Cavalcante settled his chin between his thumb and forefinger. Vaeth cocked his head slightly as if to ask, “Well, what now, Bernie?” Cavalcante nodded slightly.
“Well, I suppose I can look it up,” he said. “But you cannot have any photocopies of the information, and you cannot take any photographs with you.”
“That’s fine, thank you,” Chatterton replied. “I will be satisfied with you verbalizing to me whatever information you might have about this wreck.”
Chatterton wrote down the U-boat’s latitude and longitude and handed them to Cavalcante, who excused himself into a fortress of documents. Vaeth grinned and gave Chatterton a nod that said, “Nice going.” The answer was moments away.
Several minutes later Cavalcante returned, a massive binder under his arm, and sat at his desk. He looked at Chatterton with that cocked eyebrow again.
“Are you sure about that location?” he asked.
“Positive,” Chatterton replied. “We’ve been there three times.”
“Well, we do not appear to have anything at that location. There is no U-boat—or anything else—at that location.”
Vaeth’s grin, kept in check throughout the meeting, surrendered to a smile.
“This is fascinating,” Cavalcante said finally. “This is absolutely fascinating. Let’s take the videotape to Dr. Allard and watch it together. He has to see this. I have to tell you, Mr. Chatterton, we hear from an awful lot of people who believe they’ve discovered a U-boat or have secret U-boat information. It’s almost always nothing. But this is just fascinating.”
Cavalcante ushered Vaeth and Chatterton into a stately office. Soon the men were greeted by a middle-aged man with wavy salt-and-pepper hair parted in the middle, wire-rimmed glasses, a bow tie, and a tweed jacket. The man introduced himself as Dr. Dean Allard, director of the center, and asked his visitors to sit down.
Cavalcante launched into the story. Mr. Chatterton, he said, had found a U-boat off the New Jersey coast: location definite, vintage definite, casualties definite, videotape available. All the while, Allard listened through weary ears. He had heard such claims a thousand times. Always, they were groundless.
Cavalcante paused a bit for effect.
“Here’s the thing, Dr. Allard,” Cavalcante continued. “I’ve checked the books. There’s nothing there.”
Allard nodded slowly.
“I see,” he said. “I understand you have a videotape, Mr. Chatterton. May we view it?”

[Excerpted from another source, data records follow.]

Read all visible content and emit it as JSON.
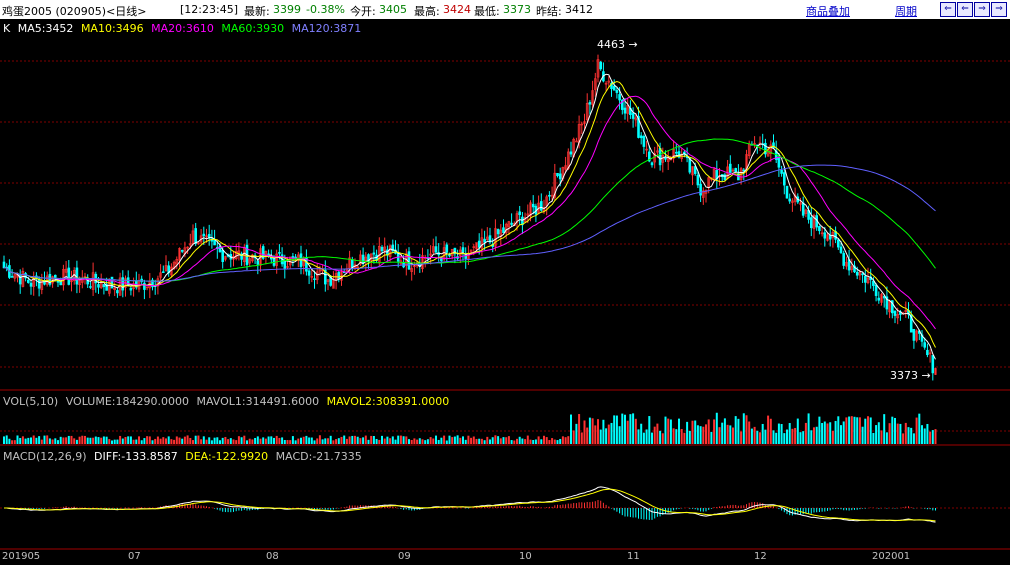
{
  "header": {
    "title": "鸡蛋2005 (020905)<日线>",
    "time": "[12:23:45]",
    "latest_label": "最新:",
    "latest": "3399",
    "change": "-0.38%",
    "open_label": "今开:",
    "open": "3405",
    "high_label": "最高:",
    "high": "3424",
    "low_label": "最低:",
    "low": "3373",
    "prev_label": "昨结:",
    "prev": "3412",
    "overlay_link": "商品叠加",
    "period_link": "周期",
    "nav_buttons": [
      "⇐",
      "⇐",
      "⇒",
      "⇒",
      "⇒"
    ]
  },
  "ma_legend": {
    "k": "K",
    "ma5": "MA5:3452",
    "ma10": "MA10:3496",
    "ma20": "MA20:3610",
    "ma60": "MA60:3930",
    "ma120": "MA120:3871"
  },
  "vol_legend": {
    "name": "VOL(5,10)",
    "volume": "VOLUME:184290.0000",
    "mavol1": "MAVOL1:314491.6000",
    "mavol2": "MAVOL2:308391.0000"
  },
  "macd_legend": {
    "name": "MACD(12,26,9)",
    "diff": "DIFF:-133.8587",
    "dea": "DEA:-122.9920",
    "macd": "MACD:-21.7335"
  },
  "annotations": {
    "high_mark": "4463",
    "low_mark": "3373"
  },
  "x_labels": [
    "201905",
    "07",
    "08",
    "09",
    "10",
    "11",
    "12",
    "202001"
  ],
  "colors": {
    "up": "#ff3232",
    "down": "#00ffff",
    "ma5": "#ffffff",
    "ma10": "#ffff00",
    "ma20": "#ff00ff",
    "ma60": "#00ff00",
    "ma120": "#6060ff",
    "grid": "#800000"
  },
  "chart_data": {
    "type": "candlestick",
    "y_range": [
      3330,
      4520
    ],
    "high_point": 4463,
    "low_point": 3373,
    "keypoints": [
      [
        0,
        3740
      ],
      [
        10,
        3690
      ],
      [
        20,
        3710
      ],
      [
        30,
        3700
      ],
      [
        40,
        3680
      ],
      [
        50,
        3680
      ],
      [
        60,
        3720
      ],
      [
        70,
        3850
      ],
      [
        80,
        3790
      ],
      [
        90,
        3780
      ],
      [
        100,
        3770
      ],
      [
        110,
        3760
      ],
      [
        120,
        3700
      ],
      [
        130,
        3770
      ],
      [
        140,
        3800
      ],
      [
        150,
        3760
      ],
      [
        160,
        3790
      ],
      [
        170,
        3770
      ],
      [
        180,
        3830
      ],
      [
        190,
        3900
      ],
      [
        200,
        3960
      ],
      [
        210,
        4140
      ],
      [
        215,
        4240
      ],
      [
        220,
        4420
      ],
      [
        225,
        4360
      ],
      [
        232,
        4260
      ],
      [
        240,
        4110
      ],
      [
        250,
        4130
      ],
      [
        258,
        4010
      ],
      [
        265,
        4060
      ],
      [
        272,
        4050
      ],
      [
        278,
        4170
      ],
      [
        285,
        4130
      ],
      [
        290,
        4000
      ],
      [
        296,
        3920
      ],
      [
        305,
        3860
      ],
      [
        312,
        3760
      ],
      [
        320,
        3700
      ],
      [
        328,
        3620
      ],
      [
        335,
        3560
      ],
      [
        340,
        3470
      ],
      [
        345,
        3399
      ]
    ],
    "macd_range": [
      -240,
      240
    ]
  }
}
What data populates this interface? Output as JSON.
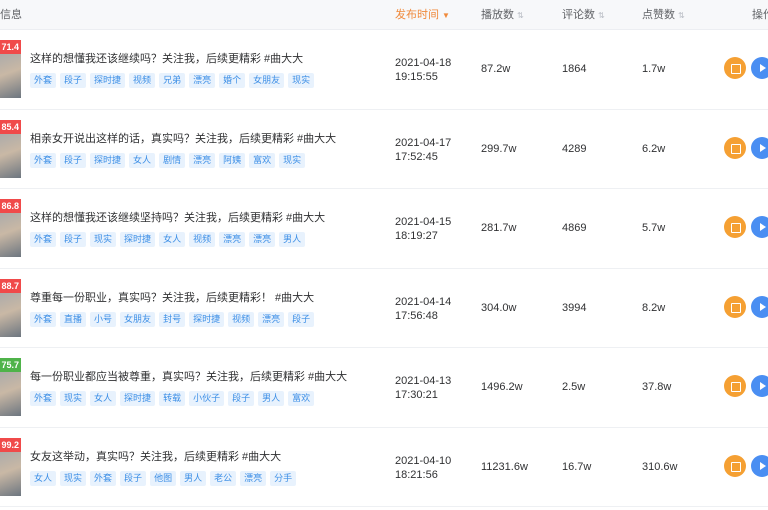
{
  "header": {
    "info": "信息",
    "publish_time": "发布时间",
    "plays": "播放数",
    "comments": "评论数",
    "likes": "点赞数",
    "actions": "操作"
  },
  "colors": {
    "accent": "#f08a3c",
    "tag_text": "#3d8fe6",
    "tag_bg": "#e8f2fd",
    "btn_orange": "#f5a033",
    "btn_blue": "#4a8ef2"
  },
  "rows": [
    {
      "score": "71.4",
      "score_color": "red",
      "title": "这样的想懂我还该继续吗？关注我，后续更精彩 #曲大大",
      "tags": [
        "外套",
        "段子",
        "探时捷",
        "视频",
        "兄弟",
        "漂亮",
        "婚个",
        "女朋友",
        "现实"
      ],
      "date": "2021-04-18",
      "time": "19:15:55",
      "plays": "87.2w",
      "comments": "1864",
      "likes": "1.7w"
    },
    {
      "score": "85.4",
      "score_color": "red",
      "title": "相亲女开说出这样的话，真实吗？关注我，后续更精彩 #曲大大",
      "tags": [
        "外套",
        "段子",
        "探时捷",
        "女人",
        "剧情",
        "漂亮",
        "阿姨",
        "富欢",
        "现实"
      ],
      "date": "2021-04-17",
      "time": "17:52:45",
      "plays": "299.7w",
      "comments": "4289",
      "likes": "6.2w"
    },
    {
      "score": "86.8",
      "score_color": "red",
      "title": "这样的想懂我还该继续坚持吗？关注我，后续更精彩 #曲大大",
      "tags": [
        "外套",
        "段子",
        "现实",
        "探时捷",
        "女人",
        "视频",
        "漂亮",
        "漂亮",
        "男人"
      ],
      "date": "2021-04-15",
      "time": "18:19:27",
      "plays": "281.7w",
      "comments": "4869",
      "likes": "5.7w"
    },
    {
      "score": "88.7",
      "score_color": "red",
      "title": "尊重每一份职业，真实吗？关注我，后续更精彩！ #曲大大",
      "tags": [
        "外套",
        "直播",
        "小号",
        "女朋友",
        "封号",
        "探时捷",
        "视频",
        "漂亮",
        "段子"
      ],
      "date": "2021-04-14",
      "time": "17:56:48",
      "plays": "304.0w",
      "comments": "3994",
      "likes": "8.2w"
    },
    {
      "score": "75.7",
      "score_color": "green",
      "title": "每一份职业都应当被尊重，真实吗？关注我，后续更精彩 #曲大大",
      "tags": [
        "外套",
        "现实",
        "女人",
        "探时捷",
        "转载",
        "小伙子",
        "段子",
        "男人",
        "富欢"
      ],
      "date": "2021-04-13",
      "time": "17:30:21",
      "plays": "1496.2w",
      "comments": "2.5w",
      "likes": "37.8w"
    },
    {
      "score": "99.2",
      "score_color": "red",
      "title": "女友这举动，真实吗？关注我，后续更精彩 #曲大大",
      "tags": [
        "女人",
        "现实",
        "外套",
        "段子",
        "他图",
        "男人",
        "老公",
        "漂亮",
        "分手"
      ],
      "date": "2021-04-10",
      "time": "18:21:56",
      "plays": "11231.6w",
      "comments": "16.7w",
      "likes": "310.6w"
    }
  ]
}
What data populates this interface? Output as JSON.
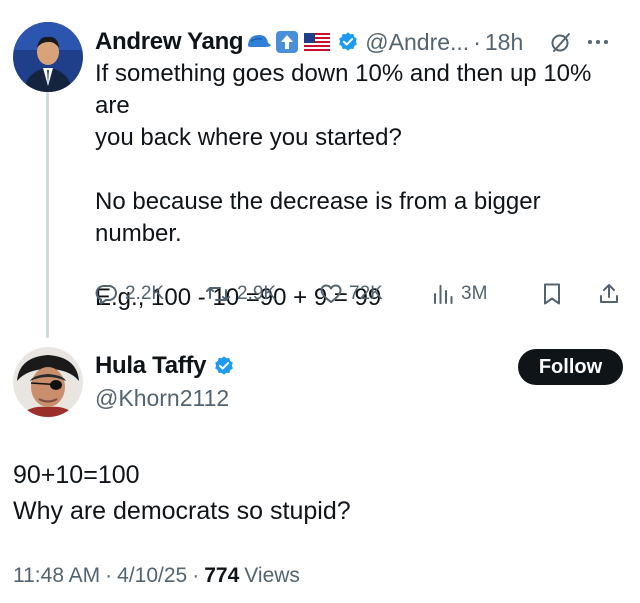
{
  "parent_tweet": {
    "author_name": "Andrew Yang",
    "handle": "@Andre...",
    "separator": "·",
    "time": "18h",
    "text": "If something goes down 10% and then up 10% are\nyou back where you started?\n\nNo because the decrease is from a bigger\nnumber.\n\nE.g., 100 - 10 =90 + 9 = 99",
    "stats": {
      "replies": "2.2K",
      "reposts": "2.9K",
      "likes": "72K",
      "views": "3M"
    }
  },
  "reply_tweet": {
    "author_name": "Hula Taffy",
    "handle": "@Khorn2112",
    "follow_label": "Follow",
    "text": "90+10=100\nWhy are democrats so stupid?",
    "meta": {
      "time": "11:48 AM",
      "sep1": "·",
      "date": "4/10/25",
      "sep2": "·",
      "views_count": "774",
      "views_label": "Views"
    }
  },
  "colors": {
    "verified_blue": "#1d9bf0",
    "muted_gray": "#536471",
    "thread_line": "#cfd9de",
    "follow_bg": "#0f1419"
  }
}
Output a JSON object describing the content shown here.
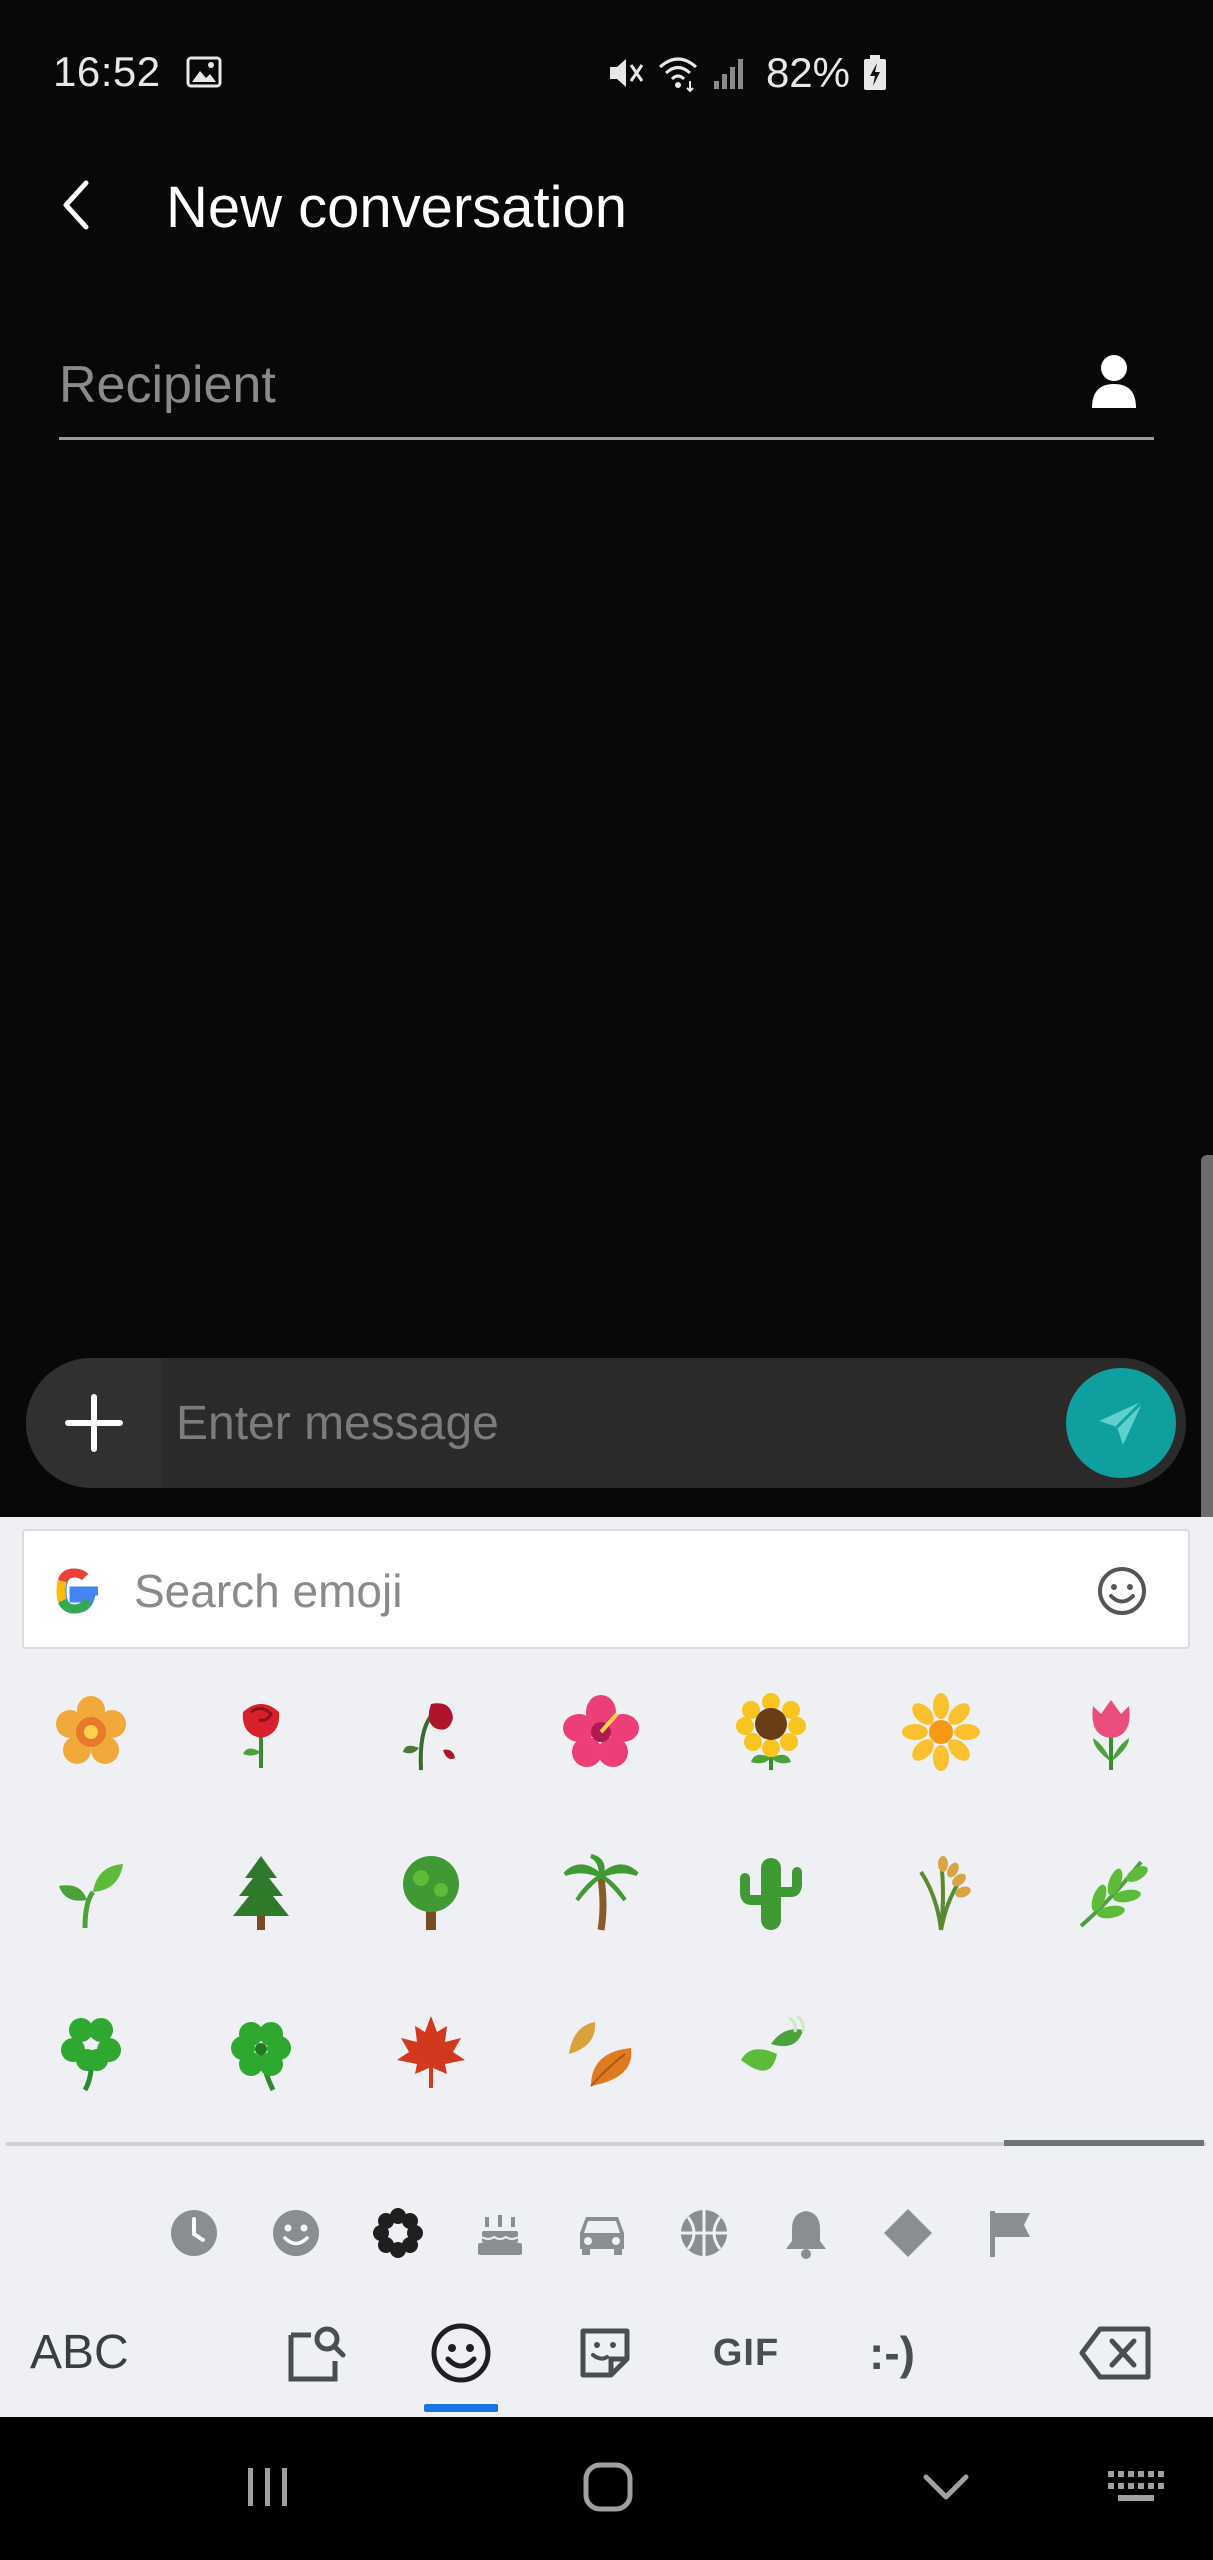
{
  "status_bar": {
    "time": "16:52",
    "battery_percent": "82%",
    "icons": [
      "image-notification-icon",
      "mute-icon",
      "wifi-icon",
      "signal-icon",
      "battery-charging-icon"
    ]
  },
  "header": {
    "title": "New conversation",
    "back_icon": "back-arrow-icon"
  },
  "recipient": {
    "placeholder": "Recipient",
    "value": "",
    "contact_icon": "person-icon"
  },
  "composer": {
    "placeholder": "Enter message",
    "value": "",
    "attach_icon": "plus-icon",
    "send_icon": "send-icon",
    "send_color": "#0f9f9e"
  },
  "keyboard": {
    "search": {
      "placeholder": "Search emoji",
      "value": "",
      "logo": "google-logo-icon",
      "face_icon": "smiley-icon"
    },
    "emoji_rows": [
      [
        "🏵️",
        "🌹",
        "🥀",
        "🌺",
        "🌻",
        "🌼",
        "🌷"
      ],
      [
        "🌱",
        "🌲",
        "🌳",
        "🌴",
        "🌵",
        "🌾",
        "🌿"
      ],
      [
        "☘️",
        "🍀",
        "🍁",
        "🍂",
        "🍃"
      ]
    ],
    "categories": [
      "recent-icon",
      "smileys-icon",
      "nature-icon",
      "food-icon",
      "travel-icon",
      "activities-icon",
      "objects-icon",
      "symbols-icon",
      "flags-icon"
    ],
    "active_category": "nature-icon",
    "bottom_row": {
      "abc_label": "ABC",
      "gif_label": "GIF",
      "emoticon_label": ":-)",
      "active_tab": "emoji"
    },
    "accent_color": "#1a73e8"
  },
  "nav_bar": {
    "buttons": [
      "recents-icon",
      "home-icon",
      "hide-keyboard-icon",
      "keyboard-switch-icon"
    ]
  }
}
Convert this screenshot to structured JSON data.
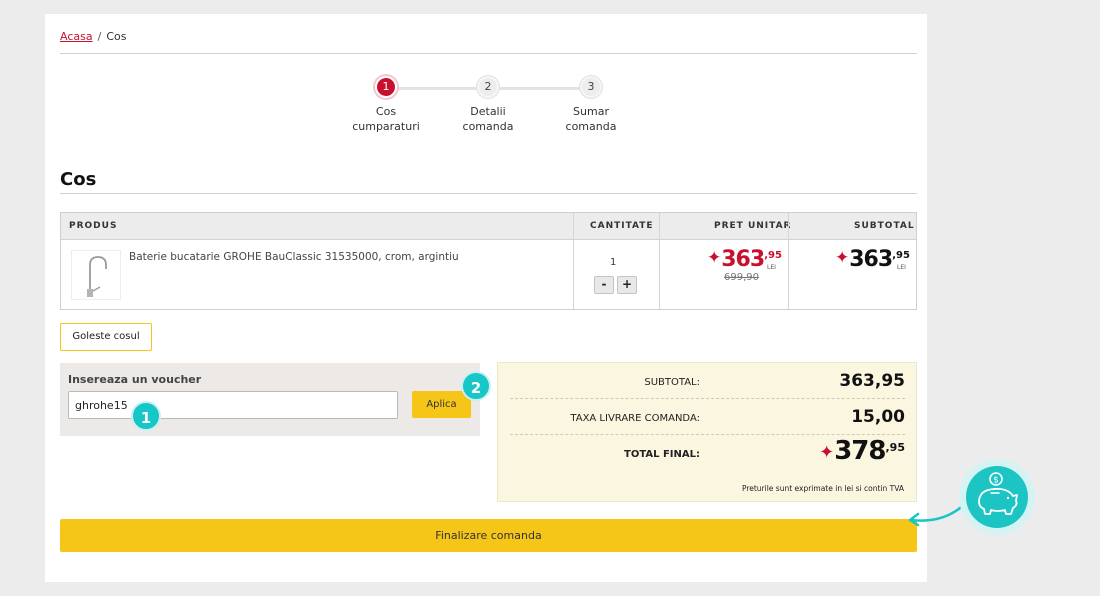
{
  "breadcrumb": {
    "home": "Acasa",
    "separator": "/",
    "current": "Cos"
  },
  "steps": [
    {
      "number": "1",
      "line1": "Cos",
      "line2": "cumparaturi",
      "active": true
    },
    {
      "number": "2",
      "line1": "Detalii",
      "line2": "comanda",
      "active": false
    },
    {
      "number": "3",
      "line1": "Sumar",
      "line2": "comanda",
      "active": false
    }
  ],
  "page_title": "Cos",
  "table": {
    "headers": {
      "product": "PRODUS",
      "quantity": "CANTITATE",
      "unit_price": "PRET UNITAR",
      "subtotal": "SUBTOTAL"
    },
    "rows": [
      {
        "product_name": "Baterie bucatarie GROHE BauClassic 31535000, crom, argintiu",
        "quantity": "1",
        "minus": "-",
        "plus": "+",
        "unit_price_int": "363",
        "unit_price_cents": ",95",
        "unit_price_currency": "LEI",
        "old_price": "699,90",
        "subtotal_int": "363",
        "subtotal_cents": ",95",
        "subtotal_currency": "LEI"
      }
    ]
  },
  "empty_cart_button": "Goleste cosul",
  "voucher": {
    "title": "Insereaza un voucher",
    "value": "ghrohe15",
    "apply_button": "Aplica"
  },
  "callouts": {
    "one": "1",
    "two": "2"
  },
  "summary": {
    "subtotal_label": "SUBTOTAL:",
    "subtotal_value": "363,95",
    "shipping_label": "TAXA LIVRARE COMANDA:",
    "shipping_value": "15,00",
    "total_label": "TOTAL FINAL:",
    "total_int": "378",
    "total_cents": ",95",
    "note": "Preturile sunt exprimate in lei si contin TVA"
  },
  "finalize_button": "Finalizare comanda",
  "colors": {
    "accent_red": "#c8102e",
    "accent_yellow": "#f5c518",
    "teal": "#17c6c6"
  },
  "icons": {
    "price_star": "sparkle-star-icon",
    "savings": "piggy-bank-icon",
    "pointer": "curved-arrow-icon"
  }
}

As Cavalcante prepared the tape, Allard called William Dudley, his second in command, into his office. Allard dimmed the lights and the five men viewed scenes of Chatterton moving about the conning tower, then forward toward the torpedo room. Various murmurs—“Fascinating,” “Unbelievable,” “Astonishing”—wafted through the office until the forty-minute tape had finished.
“I can’t believe there’s a World War II German U-boat out there and we don’t know anything about it,” Allard said. “Mr. Chatterton, if I can get a navy ship and divers to go to your location, would you be willing to work with the navy to identify this U-boat?”
It took Chatterton a moment to process the magnitude of the offer. He was a New Jersey guy with a couple of scuba tanks fighting the ocean in an eleven-knot boat. Now Allard was offering to send a team of hard-hat divers and the muscle and resources of the United States Navy to solve his mystery. He began to fashion a sophisticated acceptance to fit the grandeur of the moment. Instead, he could only utter, “Definitely!”
Dudley stepped forward. He was the only one in the room not smiling.
“Dr. Allard, I’m sorry, we can’t do that,” he said. “As you know, the U.S. has filed a complaint against France in international court over the Confederate ship Alabama. The heart of that case is that the French are diving on an American warship we argue has protection for being a war grave. We can’t at the same time be diving a German war grave in America. Our position in court would be weakened.”
Allard contemplated the argument for a moment.
“Well, you’re right, Bill,” Allard said. He turned to Chatterton. “I’m disappointed. But if we can’t actively go out there and help you with the diving, Mr. Chatterton, we can still provide you with whatever you need in terms of research assistance here.”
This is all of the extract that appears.